On peut espérer que la résidence des françois dans ces deux postes bonifieroit encor plus par la suite le produit des traittes. Mais il faut du tems pour y attirer les sauvages, et il est difficile d'avoir des françois qui veuillent y demeurer continuellement plusieurs années de suite. Le Pays est extrèmement dur: ils n'y vivent qu'au poisson pendant l'été; l'hiver ils ont du lièvre et des perdrix blanches, mais ils manquent souvent de l'un et de l'autre ainsi quand ils ont passé deux hyvers, ils veulent revenir à Québec pour se rétablir. L'interruption d'une année détruit l'ouvrage de deux ans, ce qui retarde l'avantage qu'on en peut tirer. D'ailleurs ces hyvernemens coutent beaucoup de frais, on ne peut avoir des commis et Engagés qu'à gros gages, il faut faire monter huit canots de trois places et demy dans chacun des deux postes pour y porter les marchandises et munitions. Chaque canot monté de deux hommes coute quatre vingt castors sçavoir: vingt pour le canot et trente pour chaque homme sans compter les vivres. Ces frais absorbent une grande partie du bénéfice de la traitte, et font qu'il ne reste qu'un profit très médiocre, ainsi il n'est pas étonnant que des marchands se déterminent plus volontiers à abandonner ces postes qu'à des avances considérables dont le produit est peu de chose. Cependant labandon cause un préjudice considérable aux Traittes, lorsqu'on a cessé d'hyverner, il falloit envoyer tous les printems trois françois à Nekouban et autant aux Mistassins, l'Equipement de ces six engagés coutoit 1500l en gages et vivres.
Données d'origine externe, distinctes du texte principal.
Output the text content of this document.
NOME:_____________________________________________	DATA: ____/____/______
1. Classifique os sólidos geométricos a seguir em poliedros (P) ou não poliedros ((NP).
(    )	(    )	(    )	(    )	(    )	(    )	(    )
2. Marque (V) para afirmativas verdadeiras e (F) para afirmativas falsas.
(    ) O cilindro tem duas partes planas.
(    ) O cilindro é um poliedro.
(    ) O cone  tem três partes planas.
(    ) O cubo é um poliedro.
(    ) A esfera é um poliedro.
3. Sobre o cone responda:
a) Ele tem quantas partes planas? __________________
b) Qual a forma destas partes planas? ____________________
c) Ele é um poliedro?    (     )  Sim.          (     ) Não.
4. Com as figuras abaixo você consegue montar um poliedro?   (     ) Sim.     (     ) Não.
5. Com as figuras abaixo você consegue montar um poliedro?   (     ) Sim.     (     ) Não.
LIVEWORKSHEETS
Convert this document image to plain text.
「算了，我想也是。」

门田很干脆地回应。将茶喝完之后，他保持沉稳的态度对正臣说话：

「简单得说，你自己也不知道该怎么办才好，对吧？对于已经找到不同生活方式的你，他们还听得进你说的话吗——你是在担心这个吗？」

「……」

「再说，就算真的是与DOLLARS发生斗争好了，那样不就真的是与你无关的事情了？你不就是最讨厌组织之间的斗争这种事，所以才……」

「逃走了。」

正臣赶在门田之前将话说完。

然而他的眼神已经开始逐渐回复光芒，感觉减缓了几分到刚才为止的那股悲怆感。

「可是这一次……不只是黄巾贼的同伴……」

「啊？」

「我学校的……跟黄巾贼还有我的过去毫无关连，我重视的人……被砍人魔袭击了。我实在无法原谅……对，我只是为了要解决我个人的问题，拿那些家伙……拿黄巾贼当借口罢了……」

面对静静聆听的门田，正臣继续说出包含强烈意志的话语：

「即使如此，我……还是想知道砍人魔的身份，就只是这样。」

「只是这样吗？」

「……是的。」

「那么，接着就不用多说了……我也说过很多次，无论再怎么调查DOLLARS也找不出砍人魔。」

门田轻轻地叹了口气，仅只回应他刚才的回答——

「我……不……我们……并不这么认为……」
Les frais de canots étoient à peu près les mêmes ainsi ce que l'hivernement coute de plus est compensé par l'utilité qu'on en retire, à quoi il faut ajouter que pour les voyages annuels, on se sert de nouveaux Engagés chaque année, et que dans le nombre il s'en trouve plusieurs peu fidels qui peuvent aisément emporter avec eux en revenant à Québec des menües pelleteries dans leurs coffres ou sac d'Equipages sans que les commis des postes puissent y remédier parce qu'ils les cachent dans les bois; des Engagés volontaires ne peuvent point tomber dans ces malversations parce qu'ils ne sortent point du Poste au retour de leur voyage et que quand ils quittent, on les visite en sortant du Poste.
Suppose que l'on voulût retrancher même les voyages du Printems à Nekouban et aux Mistassins pour en épargner les frais, le Poste de Chécoutimy tomberoit de plus de moitié de son produit.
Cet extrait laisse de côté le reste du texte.